I found my booklet on the history of St Stephan’s in Mainz, that town famous in the Middle Ages for its Jewish learning, where the community was destroyed once in the First Crusade and a second time in the Shoah. It fell open on a picture of the northern window: an angel reading and flying at the same time, a menorah, a man meditating on a book, – unmistakable Chagall. Beneath it were the words, ‘Your word is a light to guide my feet’, a favourite verse.
 
I tried to imagine the Germany of those years: on the one hand, wounds, the memories of murders, loss incalculable and irreparable, the slow telling of stories, silence; on the other, shame, humility, also denial, disavowal, also truth. What must have been the substance of the conversation between Magister Mayer and Chagall: ‘Let your art guide us; let it teach us how to be, together…’ When I meet Magister Mayer I shall certainly ask. I’ve been given a second chance.
 
‘I’ll speak in German’, he continued down the phone, ‘and you’ll translate’. I’ll do my best. One’s life, after all, is an effort at translation, from what the heart knows to what the mouth says and the hands do.

Mistress and Maid

‘I never dared think I would see your face again’: how many people who have endured long years of enforced absence from those they love have echoed these words of Jacob to his son Joseph after twenty-two years of separation.
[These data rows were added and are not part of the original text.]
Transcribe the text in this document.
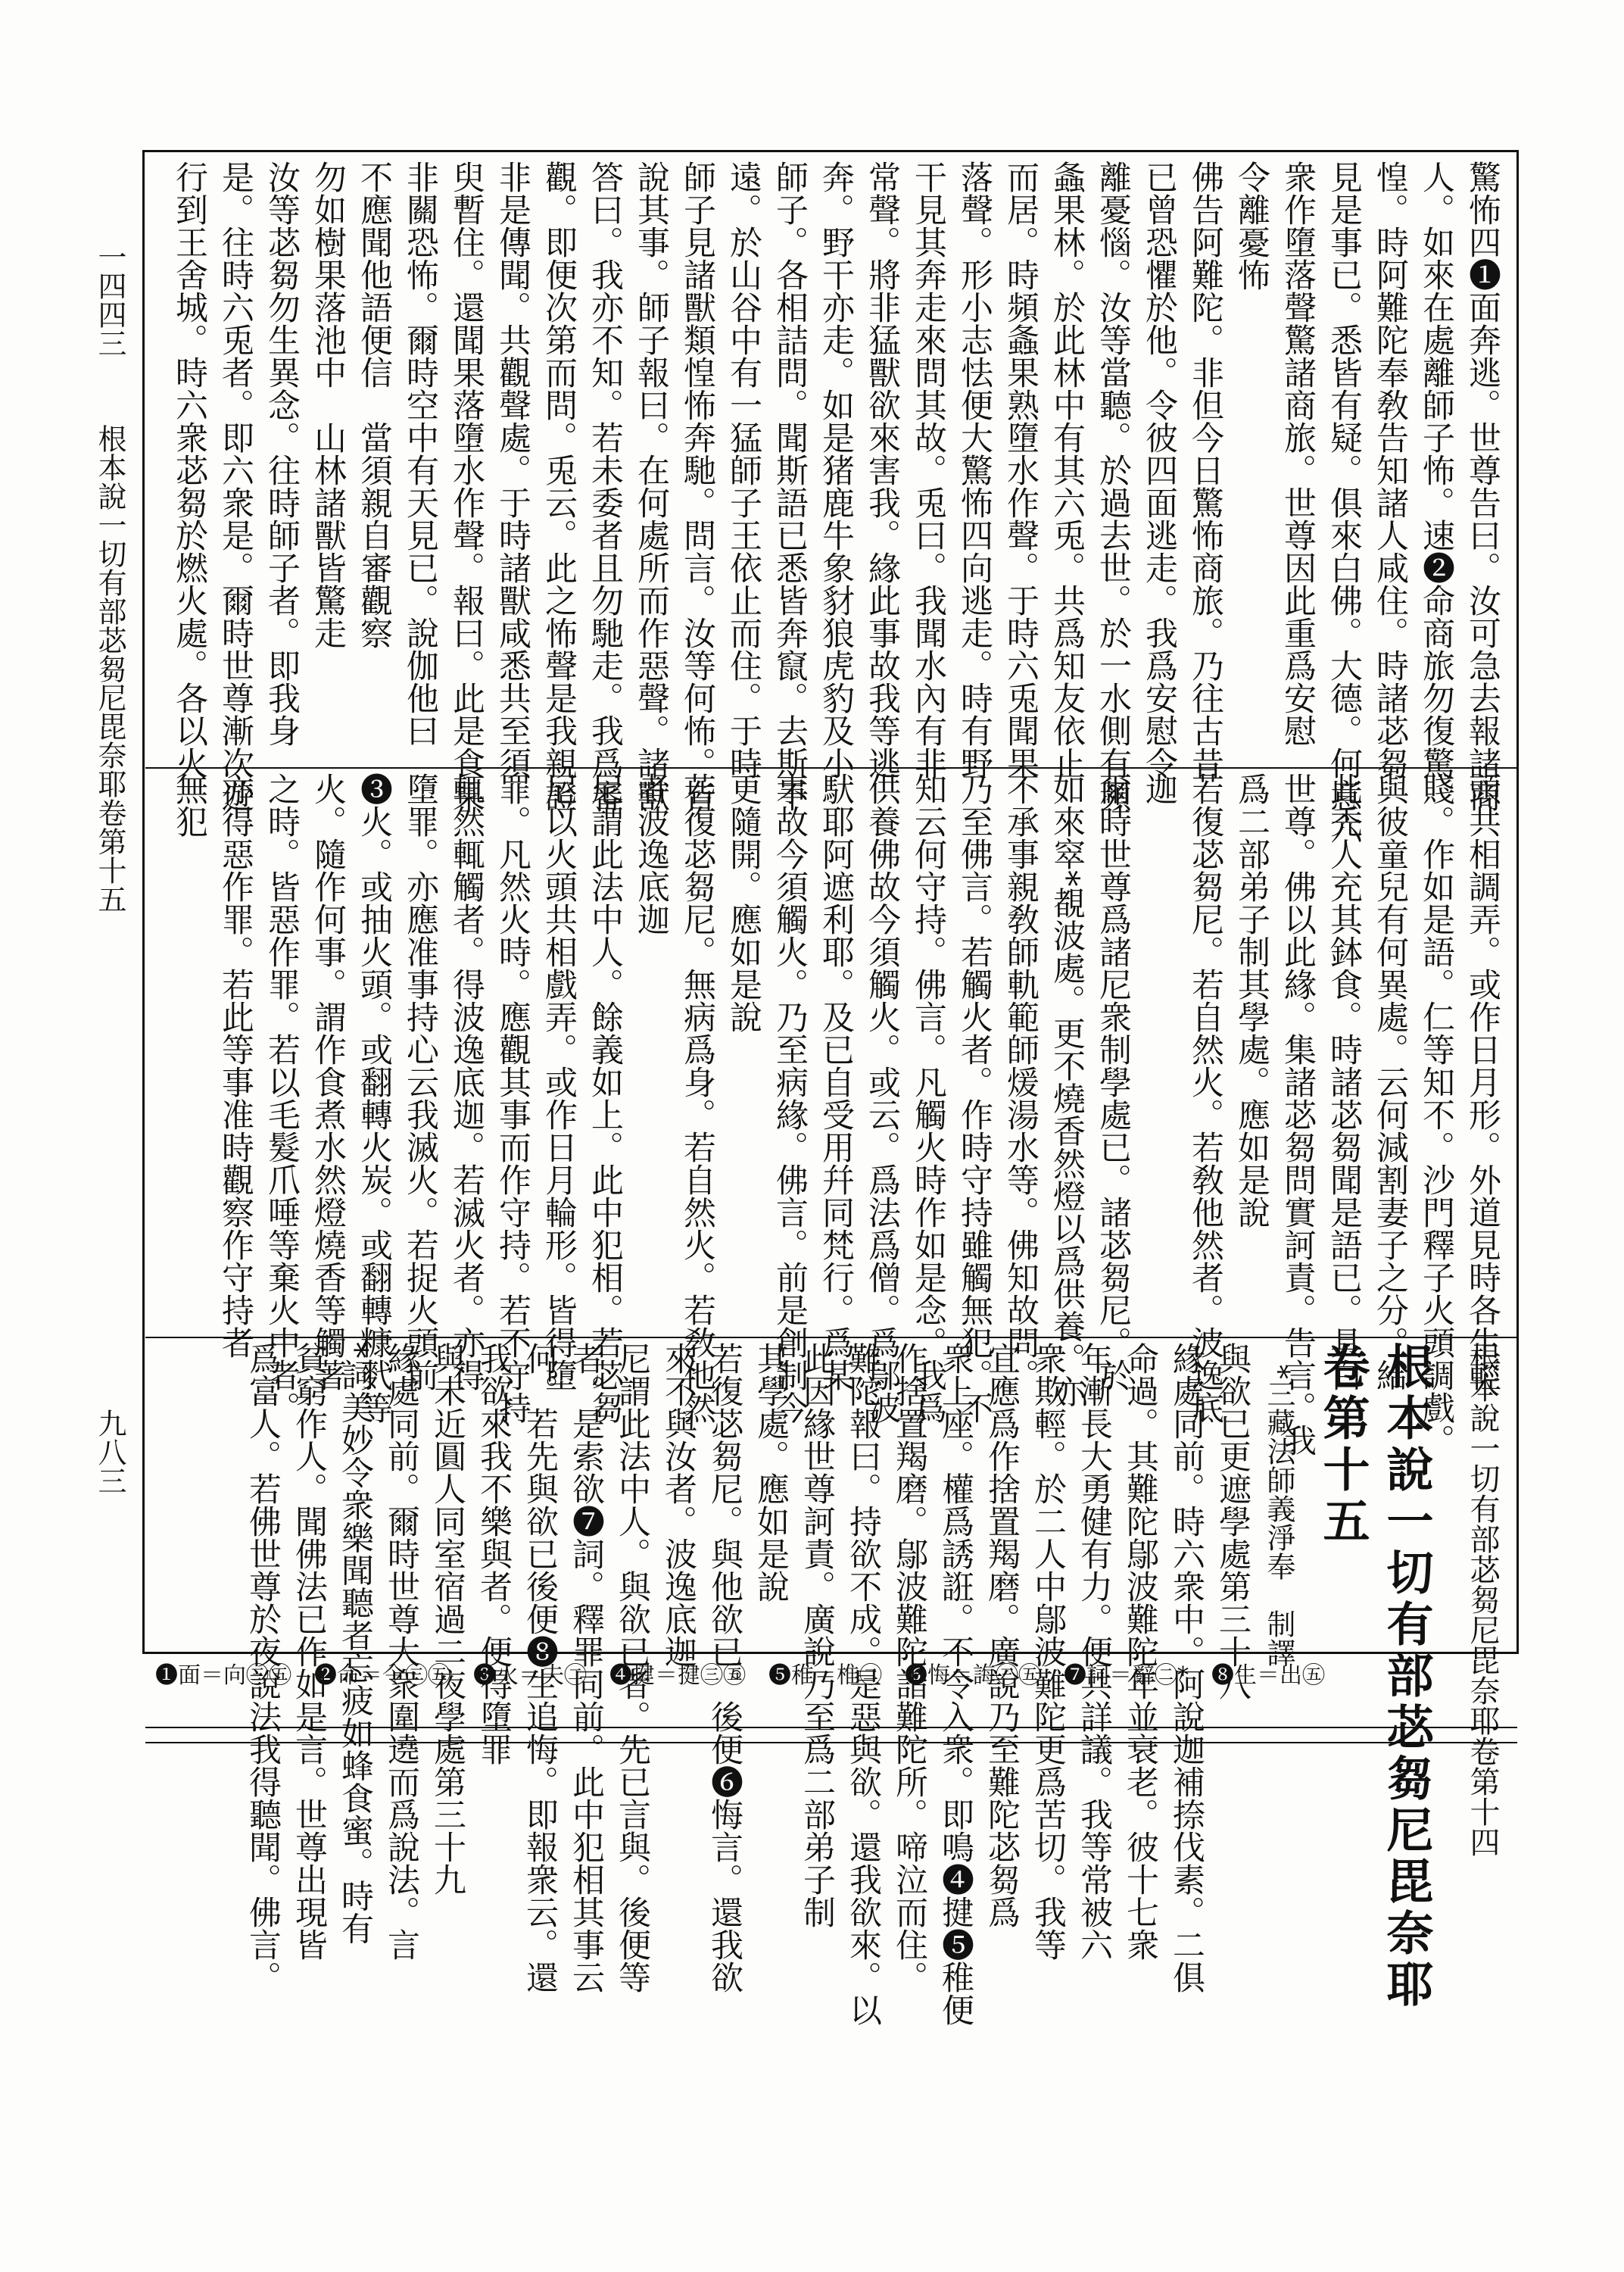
一四四三
根本說一切有部苾芻尼毘奈耶卷第十五
九八三
驚怖四❶面奔逃。世尊告曰。汝可急去報諸商
人。如來在處離師子怖。速❷命商旅勿復驚
惶。時阿難陀奉敎告知諸人咸住。時諸苾芻
見是事已。悉皆有疑。俱來白佛。大德。何意六
衆作墮落聲驚諸商旅。世尊因此重爲安慰
令離憂怖
佛告阿難陀。非但今日驚怖商旅。乃往古昔
已曾恐懼於他。令彼四面逃走。我爲安慰令
離憂惱。汝等當聽。於過去世。於一水側有頻
螽果林。於此林中有其六兎。共爲知友依止
而居。時頻螽果熟墮水作聲。于時六兎聞果
落聲。形小志怯便大驚怖四向逃走。時有野
干見其奔走來問其故。兎曰。我聞水內有非
常聲。將非猛獸欲來害我。緣此事故我等逃
奔。野干亦走。如是猪鹿牛象豺狼虎豹及小
師子。各相詰問。聞斯語已悉皆奔竄。去斯不
遠。於山谷中有一猛師子王依止而住。于時
師子見諸獸類惶怖奔馳。問言。汝等何怖。皆
說其事。師子報曰。在何處所而作惡聲。諸獸
答曰。我亦不知。若未委者且勿馳走。我爲審
觀。即便次第而問。兎云。此之怖聲是我親證
非是傳聞。共觀聲處。于時諸獸咸悉共至須
臾暫住。還聞果落墮水作聲。報曰。此是食果
非關恐怖。爾時空中有天見已。說伽他曰
不應聞他語便信　當須親自審觀察
勿如樹果落池中　山林諸獸皆驚走
汝等苾芻勿生異念。往時師子者。即我身
是。往時六兎者。即六衆是。爾時世尊漸次遊
行到王舍城。時六衆苾芻於燃火處。各以火
頭共相調弄。或作日月形。外道見時各生輕
賤。作如是語。仁等知不。沙門釋子火頭調戲。
與彼童兒有何異處。云何減割妻子之分。給
此禿人充其鉢食。時諸苾芻聞是語已。具白
世尊。佛以此緣。集諸苾芻問實訶責。告言。我
爲二部弟子制其學處。應如是說
若復苾芻尼。若自然火。若敎他然者。波逸底
迦
爾時世尊爲諸尼衆制學處已。諸苾芻尼。於
如來窣*覩波處。更不燒香然燈以爲供養。亦
不承事親敎師軌範師煖湯水等。佛知故問。
乃至佛言。若觸火者。作時守持雖觸無犯。不
知云何守持。佛言。凡觸火時作如是念。我爲
供養佛故今須觸火。或云。爲法爲僧。爲鄔波
䭾耶阿遮利耶。及已自受用幷同梵行。爲某
事故今須觸火。乃至病緣。佛言。前是創制今
更隨開。應如是說
若復苾芻尼。無病爲身。若自然火。若敎他然
者波逸底迦
尼謂此法中人。餘義如上。此中犯相。若苾芻
尼以火頭共相戲弄。或作日月輪形。皆得墮
罪。凡然火時。應觀其事而作守持。若不守持
輒然輒觸者。得波逸底迦。若滅火者。亦得
墮罪。亦應准事持心云我滅火。若捉火頭前
❸火。或抽火頭。或翻轉火炭。或翻轉糠䴬等
火。隨作何事。謂作食煮水然燈燒香等觸著
之時。皆惡作罪。若以毛髮爪唾等棄火中者。
亦得惡作罪。若此等事准時觀察作守持者
無犯
根本說一切有部苾芻尼毘奈耶卷第十四
根本說一切有部苾芻尼毘奈耶
卷第十五
*三藏法師義淨奉　制譯
與欲已更遮學處第三十八
緣處同前。時六衆中。阿說迦補捺伐素。二俱
命過。其難陀鄔波難陀年並衰老。彼十七衆
年漸長大勇健有力。便共詳議。我等常被六
衆欺輕。於二人中鄔波難陀更爲苦切。我等
宜應爲作捨置羯磨。廣說乃至難陀苾芻爲
衆上座。權爲誘誑。不令入衆。即鳴❹揵❺稚便
作捨置羯磨。鄔波難陀詣難陀所。啼泣而住。
難陀報曰。持欲不成。是惡與欲。還我欲來。以
此因緣世尊訶責。廣說乃至爲二部弟子制
其學處。應如是說
若復苾芻尼。與他欲已。後便❻悔言。還我欲
來不與汝者。波逸底迦
尼謂此法中人。與欲已者。先已言與。後便等
者。是索欲❼詞。釋罪同前。此中犯相其事云
何。若先與欲已後便❽生追悔。即報衆云。還
我欲來我不樂與者。便得墮罪
與未近圓人同室宿過二夜學處第三十九
緣處同前。爾時世尊大衆圍遶而爲說法。言
*詞美妙令衆樂聞聽者忘疲如蜂食蜜。時有
貧窮作人。聞佛法已作如是言。世尊出現皆
爲富人。若佛世尊於夜說法我得聽聞。佛言。
❶面＝向㊂㊄　❷命＝令㊂㊄　❸火＝夫㊁　❹揵＝揵㊂㊄　❺稚＝椎㊁　❻悔＝誨㊂㊄　❼詞＝辭㊁*　❽生＝出㊄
How many more people who yearned for the sound of a beloved voice, whose memories sometimes comforted and sometimes taunted them, were never privileged to utter such a sentence because life’s cruelties afforded them no such opportunity.
 
Last Sunday we consecrated the tombstone of Greta Seligman. She came to this country on a domestic service visa, probably in 1938 or ’39, one of twenty thousand young women to do so before the war. Because she spent so many years in institutions and had been suffering from Alzheimers before she died, it’s proved impossible to ascertain from where she came or what her life story was. There were no relatives or friends at her funeral, only three charming people from Jewish Care, and myself and my son.
 
The notion that her grave would remain unmarked was unthinkable; I would have felt like an ally to those who, from Hitler down, forced her from her family and imposed upon the next seventy years of her life such trauma and such grief-filled loneliness. I took advice on what to have inscribed. No one knew her Hebrew name, so we wrote ‘Here lies buried Greta, daughter of Abraham and Sarah’, to include her in the parentage of her people. Below, we put ‘God is her portion’, because she inherited no parental home and no children inherited her and yet she belonged to the sacred family of all life. In between we wrote: ‘Fleeing the terrors of Nazi Europe, she came alone’. Below that we added:

Also in memory of her parents
and all the parents
who with selfless love
sent their children to safety
in an unknown land.

 
Bloomsbury House, which helped ensure that the girls had placements, produced a leaflet called Mistress and Maid. It advised the latter to ‘adapt yourself as quickly as possible to your new surroundings’ but warned employers that ‘many of these girls are trying to forget their terrible experiences before they found shelter in this country’. What they were certainly not trying to forget were their families. Most spent whatever spare time they were able to extract from a twelve hour working day and what money they could save from their meagre allowance knocking on every door in the desperate hope of obtaining visas and saving their parents from the narrowing encirclement of persecution and death. Few were successful.
 
A year ago I was present at the unveiling of a monument in Hoek van Holland to commemorate the children of the Kindertransport, most of whom embarked here for their voyage to Britain. ‘It was such a mercy that England took us in’, said one of the Kinder, ‘and such a cruelty that parents and children were separated.
 
I was recently in touch with a man from the Congo who saw his mother for the first time after a quarter of a century, years which included many losses. Before meeting her he wrote that he was praying to God to give him the wisdom to bring courage to his mother, and that he hoped to see her happy once again.
 
What can we do, who are blessed to see each day at least some of those we love, to stop tyranny imposing such suffering upon so many people whose dreams are the same as ours?